The following is an op-ed from Celeste Meiffren, field director for Illinois PIRG.
Since July 21, the new Consumer Financial Protection Bureau, or CFPB – a centerpiece of the 2010 Wall Street Reform and Consumer Protection Act -- has been up and running. It’s the nation’s first federal financial regulator with only one job—protecting consumers from unfair financial practices. Yet, until the bureau has a director, it does not gain all of its new authority to protect the public.
Along with civil rights, labor, senior and consumer groups, we have long urged the Senate to confirm the president’s well-qualified nominee, Richard Cordray, the former Ohio Attorney General, to direct the CFPB. Recently, 37 state Attorneys General, on a bi-partisan basis, sent a letter to the Senate urging confirmation.
Yet, in December, 45 Senators used Senate filibuster rules to reject his nomination. This result wasn’t surprising, as in May 45 Senators including Illinois’ own Sen. Kirk had written the President and told him that they would block confirmation of any director until and unless the CFPB’s independence and authority are first restricted. They want the CFPB weak and powerless and with a tin cup in hand.
Further, the House and Senate opponents of financial reform argue that as long as the Congressional bodies stay in nominal, or pro-forma, sessions, even though they’ve actually gone home to the districts, that the President cannot use his constitutional authority to make a recess appointment.
Opponents of the CFPB are wrong on the president’s constitutional authority to make recess appointments; it is not limited by the Congress pretending to never recess. The President can force a recess, or, as Teddy Roosevelt once did, can make a recess appointment during the recess, no matter how short.
The path is clear. President Obama should make a recess appointment of Richard Cordray immediately. Only with a director does the CFPB gain its full authority to investigate and examine big banks, payday lenders, private student lenders, credit bureaus, mortgage companies and other financial firms. Only with a director can the CFPB fully protect the public.

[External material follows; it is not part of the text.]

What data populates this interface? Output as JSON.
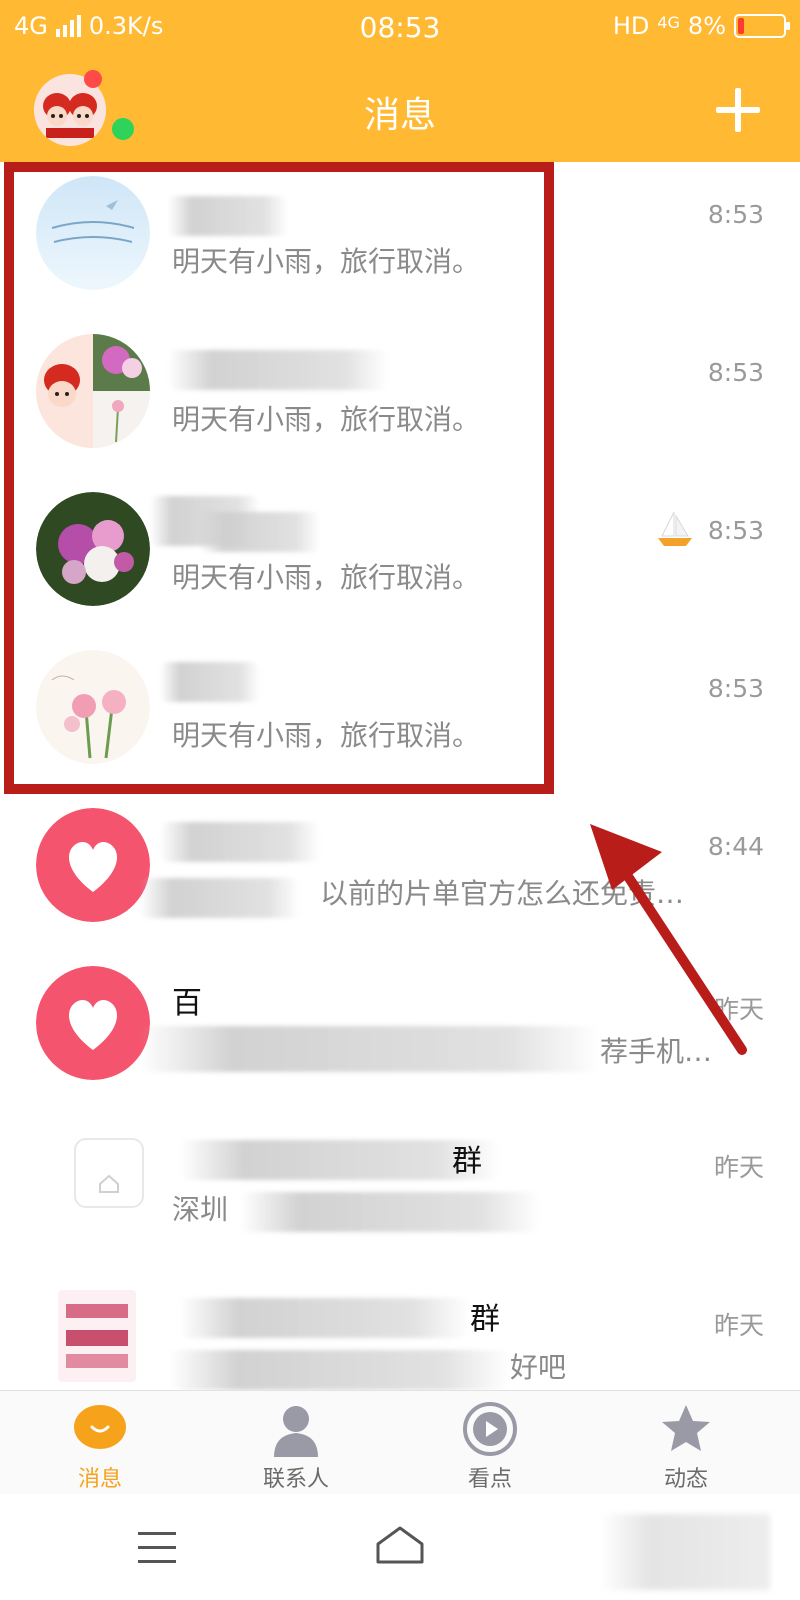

Opponents are also wrong to use the confirmation process to seek to eliminate the agency. Any disagreements over the power of the CFPB should be resolved through separate legislation, not by preventing it from doing its job. The recent rejection of the Cordray nomination, however, shows that Senate reform opponents, backed by Wall Street, don’t want a regulator that protects consumers.
Opponents claim that the CFPB is “unaccountable.” Actually, the CFPB is already fully accountable to Congress and the American people. Its powers are similar to those of other bank regulators, although more limited in some ways that opponents don’t like to admit. For example, while all other bank regulators have independent budgets that they can increase on their own, only the CFPB’s independent budget is capped. Only the CFPB’s decisions can be vetoed by other regulators.
The failure of the current bank regulators to stop predatory lending and other reckless Wall Street practices is widely recognized as a primary cause of the 2008 mortgage meltdown that caused the loss of millions of homes, millions of jobs and trillions of dollars in lost retirement income and triggered the current recession.
Many consumer advocates and experts consider establishment of the CFPB in the 2010 Dodd-Frank Wall Street Reform and Consumer Protection Act as the most significant consumer financial protection since deposit insurance after the 1929 Great Crash.
Yet, without a director, the CFPB cannot fully do its job. To date, too many members of the Senate have failed to do their job, which is to confirm qualified nominees. They’ve backed Wall Street’s needs, not the needs of families, soldiers, seniors and students in the financial marketplace. The President can fix this with a recess appointment of Richard Cordray to direct the CFPB. Then, it can do its job, protecting the public.
Celeste Meiffren is a field director for Illinois PIRG.